暖かいベットでぬくぬくと眠る子供がひとり。
 
カチャッ
 
「エア、エーア、お・き・て」。
「うーん、おっきすんのやーよ」。
「すっごーいもの見せてあげるから!」
「しゅごいもの?なーに、まぁーま」。
 
キョトンと不思議そうに母親を見上げる。
 
「寝る子は育つ。よーく寝て、あたしに負けないくらいの
美少女になるんだぞ!」
毎夜、おまじないのように掛けられる母親の言葉。
決して起こされることなどなかったのに。
 
「はい、ばんざーい」。
「ばんがーい」。
 
ズボッとセーターをかぶせ、その上にモコモコの真っ白なコート。
「はい、次はこれ」。
パジャマの上にこれまた真っ白なズボンをはかせる。
そして大きな耳が付いた帽子。
「最後にこれをかぶせてっと。おおーっ、エアちゃんかわいいぞ!
どっから見てもうさぎさんだ。」
 
「おでかけ、おでかけ?」
近頃外出する度に、母親が気に入って着せている
ウサギさんルックになった娘がたずねる。
「よいしょっと」。
 
母親は子どもを抱き抱え、外へ通じるドアへと向かう。
 
「ほーら、エア見てごらん。真っ白だーー」。
「わー、うわぁーーーー。ゆきだーーー。ゆっきーー
まま、ペンキ屋さんきたのーーー?」。
「ぺんき屋さん来たね。お空もお屋根もみんな真っ白だ」。
 
勢いよく開かれたドアの先は、見渡す限り白く染められた白銀の世界。
空を見上げれば、絶え間なく雪華が舞い降りる。
 
「エア雪降るのとっても楽しみにしてたもんね。こんな大雪めずらしいわよ。
朝になったら人に踏まれて汚れちゃうし、今の内に遊ぼう。
今日だけは特別ね」。
「わーい、あそぼう、あそぼう!」
 
誰もいない雪の上、母と娘は飛びはね、雪を投げ合い、はしゃぎあう。
しばらく戯れていたが、
「エア、道路の上に寝てみようか。
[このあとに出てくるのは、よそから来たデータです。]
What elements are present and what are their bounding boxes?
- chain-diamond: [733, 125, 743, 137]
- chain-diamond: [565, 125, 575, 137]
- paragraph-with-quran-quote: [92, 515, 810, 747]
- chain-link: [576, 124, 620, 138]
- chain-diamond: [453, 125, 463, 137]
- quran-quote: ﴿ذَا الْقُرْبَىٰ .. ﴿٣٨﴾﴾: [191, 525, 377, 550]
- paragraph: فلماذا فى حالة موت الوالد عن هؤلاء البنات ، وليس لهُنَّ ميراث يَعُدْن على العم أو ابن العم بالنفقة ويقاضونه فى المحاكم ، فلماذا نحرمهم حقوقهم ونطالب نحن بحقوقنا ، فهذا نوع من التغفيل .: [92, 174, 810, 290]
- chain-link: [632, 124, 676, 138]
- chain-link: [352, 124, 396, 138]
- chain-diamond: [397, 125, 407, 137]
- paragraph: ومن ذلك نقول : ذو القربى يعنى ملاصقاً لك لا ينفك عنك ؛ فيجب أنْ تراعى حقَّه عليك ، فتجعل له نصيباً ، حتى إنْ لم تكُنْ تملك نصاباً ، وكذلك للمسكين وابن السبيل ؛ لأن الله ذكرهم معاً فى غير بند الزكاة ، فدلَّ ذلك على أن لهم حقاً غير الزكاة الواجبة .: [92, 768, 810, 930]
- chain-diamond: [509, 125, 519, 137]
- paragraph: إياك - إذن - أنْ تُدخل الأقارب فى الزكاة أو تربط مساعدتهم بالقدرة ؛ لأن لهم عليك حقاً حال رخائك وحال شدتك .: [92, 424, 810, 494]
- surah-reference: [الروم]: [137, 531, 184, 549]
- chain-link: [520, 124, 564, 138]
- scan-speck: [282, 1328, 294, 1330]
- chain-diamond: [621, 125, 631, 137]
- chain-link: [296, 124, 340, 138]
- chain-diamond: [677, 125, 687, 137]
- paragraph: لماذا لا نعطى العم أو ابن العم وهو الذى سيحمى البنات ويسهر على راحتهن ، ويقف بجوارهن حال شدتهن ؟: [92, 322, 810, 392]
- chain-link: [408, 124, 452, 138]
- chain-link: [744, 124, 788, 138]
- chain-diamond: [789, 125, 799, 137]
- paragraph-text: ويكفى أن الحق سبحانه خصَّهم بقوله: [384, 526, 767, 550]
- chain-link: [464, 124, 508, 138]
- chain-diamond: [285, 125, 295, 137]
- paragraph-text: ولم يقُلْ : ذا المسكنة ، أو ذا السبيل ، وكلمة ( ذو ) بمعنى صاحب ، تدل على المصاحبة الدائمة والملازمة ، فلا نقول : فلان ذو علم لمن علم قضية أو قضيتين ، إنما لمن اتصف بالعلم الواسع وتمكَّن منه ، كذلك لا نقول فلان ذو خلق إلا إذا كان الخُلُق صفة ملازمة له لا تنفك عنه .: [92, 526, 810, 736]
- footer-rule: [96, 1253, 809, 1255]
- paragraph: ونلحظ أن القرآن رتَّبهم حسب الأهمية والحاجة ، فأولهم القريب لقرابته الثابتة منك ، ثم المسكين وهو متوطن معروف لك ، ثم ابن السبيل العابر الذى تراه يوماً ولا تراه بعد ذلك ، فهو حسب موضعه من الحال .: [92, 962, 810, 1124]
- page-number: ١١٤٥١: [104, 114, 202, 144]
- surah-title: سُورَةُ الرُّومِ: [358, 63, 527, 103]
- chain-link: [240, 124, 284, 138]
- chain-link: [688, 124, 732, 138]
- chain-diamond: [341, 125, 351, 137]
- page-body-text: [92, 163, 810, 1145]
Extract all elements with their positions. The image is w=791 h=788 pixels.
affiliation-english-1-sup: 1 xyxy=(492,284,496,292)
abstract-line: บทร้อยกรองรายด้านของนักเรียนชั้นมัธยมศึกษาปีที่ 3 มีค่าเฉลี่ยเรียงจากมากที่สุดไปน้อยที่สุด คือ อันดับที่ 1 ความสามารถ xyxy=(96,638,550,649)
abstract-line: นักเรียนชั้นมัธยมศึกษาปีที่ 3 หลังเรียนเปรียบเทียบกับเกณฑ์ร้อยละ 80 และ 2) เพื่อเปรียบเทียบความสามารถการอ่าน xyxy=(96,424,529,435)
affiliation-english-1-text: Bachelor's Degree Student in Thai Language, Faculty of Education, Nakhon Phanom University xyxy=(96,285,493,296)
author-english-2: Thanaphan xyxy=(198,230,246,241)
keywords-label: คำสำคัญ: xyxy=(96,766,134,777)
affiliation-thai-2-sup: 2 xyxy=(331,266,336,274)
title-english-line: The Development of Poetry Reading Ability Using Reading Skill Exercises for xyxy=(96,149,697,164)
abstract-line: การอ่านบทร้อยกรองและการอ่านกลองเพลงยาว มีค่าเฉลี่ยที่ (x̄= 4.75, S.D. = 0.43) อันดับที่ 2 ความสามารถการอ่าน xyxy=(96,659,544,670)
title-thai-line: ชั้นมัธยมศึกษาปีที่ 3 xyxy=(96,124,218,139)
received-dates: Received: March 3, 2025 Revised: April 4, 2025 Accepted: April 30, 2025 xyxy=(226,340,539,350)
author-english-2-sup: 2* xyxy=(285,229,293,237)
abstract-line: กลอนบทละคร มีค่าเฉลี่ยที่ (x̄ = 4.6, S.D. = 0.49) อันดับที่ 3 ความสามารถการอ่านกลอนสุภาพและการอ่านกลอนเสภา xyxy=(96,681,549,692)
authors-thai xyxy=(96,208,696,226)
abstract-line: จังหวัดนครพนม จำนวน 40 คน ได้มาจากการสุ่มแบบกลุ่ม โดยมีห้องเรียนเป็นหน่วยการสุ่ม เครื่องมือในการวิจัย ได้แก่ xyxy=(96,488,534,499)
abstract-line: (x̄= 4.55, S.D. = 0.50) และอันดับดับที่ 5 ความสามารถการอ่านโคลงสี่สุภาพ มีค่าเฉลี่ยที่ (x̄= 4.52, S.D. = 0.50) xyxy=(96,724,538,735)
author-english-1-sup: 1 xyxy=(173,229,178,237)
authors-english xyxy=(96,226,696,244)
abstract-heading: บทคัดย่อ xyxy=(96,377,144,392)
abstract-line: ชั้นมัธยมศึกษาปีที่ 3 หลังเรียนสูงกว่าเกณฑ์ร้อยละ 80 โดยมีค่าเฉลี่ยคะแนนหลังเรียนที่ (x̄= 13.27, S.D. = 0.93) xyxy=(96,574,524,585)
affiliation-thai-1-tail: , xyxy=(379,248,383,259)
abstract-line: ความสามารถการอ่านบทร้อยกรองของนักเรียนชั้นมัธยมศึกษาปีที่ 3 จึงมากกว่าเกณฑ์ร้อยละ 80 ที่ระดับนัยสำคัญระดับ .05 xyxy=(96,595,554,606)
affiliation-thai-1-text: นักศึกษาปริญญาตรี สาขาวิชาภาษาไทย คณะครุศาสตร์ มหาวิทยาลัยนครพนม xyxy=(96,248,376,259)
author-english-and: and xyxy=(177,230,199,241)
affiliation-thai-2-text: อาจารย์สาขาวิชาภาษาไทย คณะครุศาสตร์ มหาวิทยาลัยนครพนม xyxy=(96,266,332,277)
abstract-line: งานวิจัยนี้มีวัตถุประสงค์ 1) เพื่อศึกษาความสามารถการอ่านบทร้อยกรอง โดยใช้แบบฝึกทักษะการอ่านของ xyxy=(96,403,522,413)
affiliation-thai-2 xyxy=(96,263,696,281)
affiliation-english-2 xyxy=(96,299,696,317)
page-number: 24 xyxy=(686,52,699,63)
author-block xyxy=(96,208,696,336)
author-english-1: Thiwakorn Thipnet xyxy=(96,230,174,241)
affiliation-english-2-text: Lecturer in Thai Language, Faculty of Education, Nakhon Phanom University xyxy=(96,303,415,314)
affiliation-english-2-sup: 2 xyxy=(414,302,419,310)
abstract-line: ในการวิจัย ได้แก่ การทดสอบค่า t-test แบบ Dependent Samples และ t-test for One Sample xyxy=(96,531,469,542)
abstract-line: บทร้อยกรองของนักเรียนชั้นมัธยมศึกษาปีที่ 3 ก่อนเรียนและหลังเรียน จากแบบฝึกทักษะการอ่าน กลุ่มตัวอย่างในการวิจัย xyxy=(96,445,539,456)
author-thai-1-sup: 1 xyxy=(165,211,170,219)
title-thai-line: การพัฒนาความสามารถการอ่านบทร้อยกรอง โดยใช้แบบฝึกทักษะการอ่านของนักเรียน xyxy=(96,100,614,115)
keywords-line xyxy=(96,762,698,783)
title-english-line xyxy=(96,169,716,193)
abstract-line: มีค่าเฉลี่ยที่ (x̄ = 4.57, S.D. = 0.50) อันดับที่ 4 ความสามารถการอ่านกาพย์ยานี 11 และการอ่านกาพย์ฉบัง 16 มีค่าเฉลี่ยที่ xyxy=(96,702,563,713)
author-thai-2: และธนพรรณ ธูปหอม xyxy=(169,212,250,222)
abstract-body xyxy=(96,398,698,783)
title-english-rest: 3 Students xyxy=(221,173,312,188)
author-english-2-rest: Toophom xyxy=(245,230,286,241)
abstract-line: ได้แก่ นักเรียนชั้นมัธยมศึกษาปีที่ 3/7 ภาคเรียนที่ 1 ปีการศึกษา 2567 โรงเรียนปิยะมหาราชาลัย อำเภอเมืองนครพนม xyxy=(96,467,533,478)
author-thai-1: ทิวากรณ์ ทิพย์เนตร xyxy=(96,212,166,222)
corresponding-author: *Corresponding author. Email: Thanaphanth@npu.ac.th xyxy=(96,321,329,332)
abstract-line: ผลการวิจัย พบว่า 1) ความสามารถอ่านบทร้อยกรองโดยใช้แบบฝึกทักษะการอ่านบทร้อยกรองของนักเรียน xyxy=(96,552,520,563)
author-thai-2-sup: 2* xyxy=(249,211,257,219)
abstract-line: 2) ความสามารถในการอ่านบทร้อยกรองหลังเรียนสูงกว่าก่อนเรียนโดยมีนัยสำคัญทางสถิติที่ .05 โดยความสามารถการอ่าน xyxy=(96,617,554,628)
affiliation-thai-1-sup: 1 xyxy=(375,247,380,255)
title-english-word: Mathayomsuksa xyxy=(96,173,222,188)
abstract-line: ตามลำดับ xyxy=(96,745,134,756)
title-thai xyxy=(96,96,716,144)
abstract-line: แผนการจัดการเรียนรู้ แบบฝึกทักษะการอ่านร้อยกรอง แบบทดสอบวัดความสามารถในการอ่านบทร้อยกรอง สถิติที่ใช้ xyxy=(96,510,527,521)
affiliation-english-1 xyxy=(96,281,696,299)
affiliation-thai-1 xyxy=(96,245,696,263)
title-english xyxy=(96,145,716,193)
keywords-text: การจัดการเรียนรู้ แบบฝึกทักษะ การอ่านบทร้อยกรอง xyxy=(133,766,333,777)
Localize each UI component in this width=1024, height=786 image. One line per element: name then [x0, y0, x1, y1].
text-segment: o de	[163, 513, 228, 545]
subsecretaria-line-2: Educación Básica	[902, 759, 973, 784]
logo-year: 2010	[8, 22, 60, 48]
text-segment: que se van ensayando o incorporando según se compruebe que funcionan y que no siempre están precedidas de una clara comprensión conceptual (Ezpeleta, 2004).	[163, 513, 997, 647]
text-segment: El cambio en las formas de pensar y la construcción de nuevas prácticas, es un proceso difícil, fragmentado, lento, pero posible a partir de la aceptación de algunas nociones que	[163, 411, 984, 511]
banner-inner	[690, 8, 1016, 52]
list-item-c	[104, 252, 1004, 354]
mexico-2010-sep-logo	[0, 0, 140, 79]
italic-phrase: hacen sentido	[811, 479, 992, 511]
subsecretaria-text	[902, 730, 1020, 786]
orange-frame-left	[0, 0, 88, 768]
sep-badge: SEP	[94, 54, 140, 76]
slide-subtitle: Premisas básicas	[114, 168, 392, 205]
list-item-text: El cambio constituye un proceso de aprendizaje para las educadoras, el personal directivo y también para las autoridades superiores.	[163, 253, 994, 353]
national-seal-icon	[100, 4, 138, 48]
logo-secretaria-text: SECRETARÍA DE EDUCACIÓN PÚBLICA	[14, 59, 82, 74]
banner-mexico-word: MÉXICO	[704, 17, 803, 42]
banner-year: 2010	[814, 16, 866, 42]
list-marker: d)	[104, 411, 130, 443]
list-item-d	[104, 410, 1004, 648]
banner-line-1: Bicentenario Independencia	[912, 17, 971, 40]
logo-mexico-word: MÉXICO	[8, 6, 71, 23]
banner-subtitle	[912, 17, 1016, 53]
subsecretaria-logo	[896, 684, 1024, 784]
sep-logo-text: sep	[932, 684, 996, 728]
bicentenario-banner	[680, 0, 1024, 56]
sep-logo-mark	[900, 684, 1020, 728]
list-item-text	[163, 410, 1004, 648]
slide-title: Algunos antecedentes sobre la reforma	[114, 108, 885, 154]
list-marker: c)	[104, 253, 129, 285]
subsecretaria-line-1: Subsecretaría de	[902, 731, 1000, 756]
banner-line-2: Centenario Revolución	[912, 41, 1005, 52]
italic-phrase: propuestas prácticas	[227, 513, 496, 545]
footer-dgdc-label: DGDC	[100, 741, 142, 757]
普段なら絶対できないもんね」。
そう言うと、いきなり手足を伸ばし、仰向けに雪の上に
ねっころがる。
「エアも、エアも」。
「雪きれいだね。寒いのは大っ嫌いだけど、何か惹かれるのよね」。
 
静かに空を見続ける、真っ赤なコートを着た女性とうさぎさん。その上に
雪は降りかかる。
 
「おい、何やってんだ! お前たち」。
「うきゃーーーーーーーーーーーーーーーっ、ガウリイ!」。
「わぁーーー、ぱぱぁ」。
 
突然、頭上から降ってきた声に驚き、ガバッツと身を起こす二人。
「なんで?明日の朝まで警備だったんじゃないの?」
「ぱぱぁ?」
同時に振り返り、目を見開き、問いかける姿に、若い父親は苦笑する。
 
「大雪になって心配だったからな、警備かわってもらったんだ。
それより何やってんだ?リナ、エア。死ぬぞ、こんなとこで寝てたら」。
 
「遊んでたのよ、ねーーっエア」。
「ねーーっ」。
 
「はぁーーっ、俺はふたりの子どもを持った気分だ」。
「何いってんの、それにあんたはあたしの保護者なんだから
いいじゃない!」
溜息をつく夫に向かい、まだ表情に幼さが残る妻は、笑って答える。
 
「はいはい、一生俺はお前の保護者だよ。
さっ、帰るぞ風邪ひいちまう」。
 
右手でリナの手を握り、左手にエアを抱き上げてガウリイは
暖かい家へと歩く。
 
その姿は、まるで昔話に出てくるシーン。
(こうして3人はいつまでも幸せに暮らしましたとさ。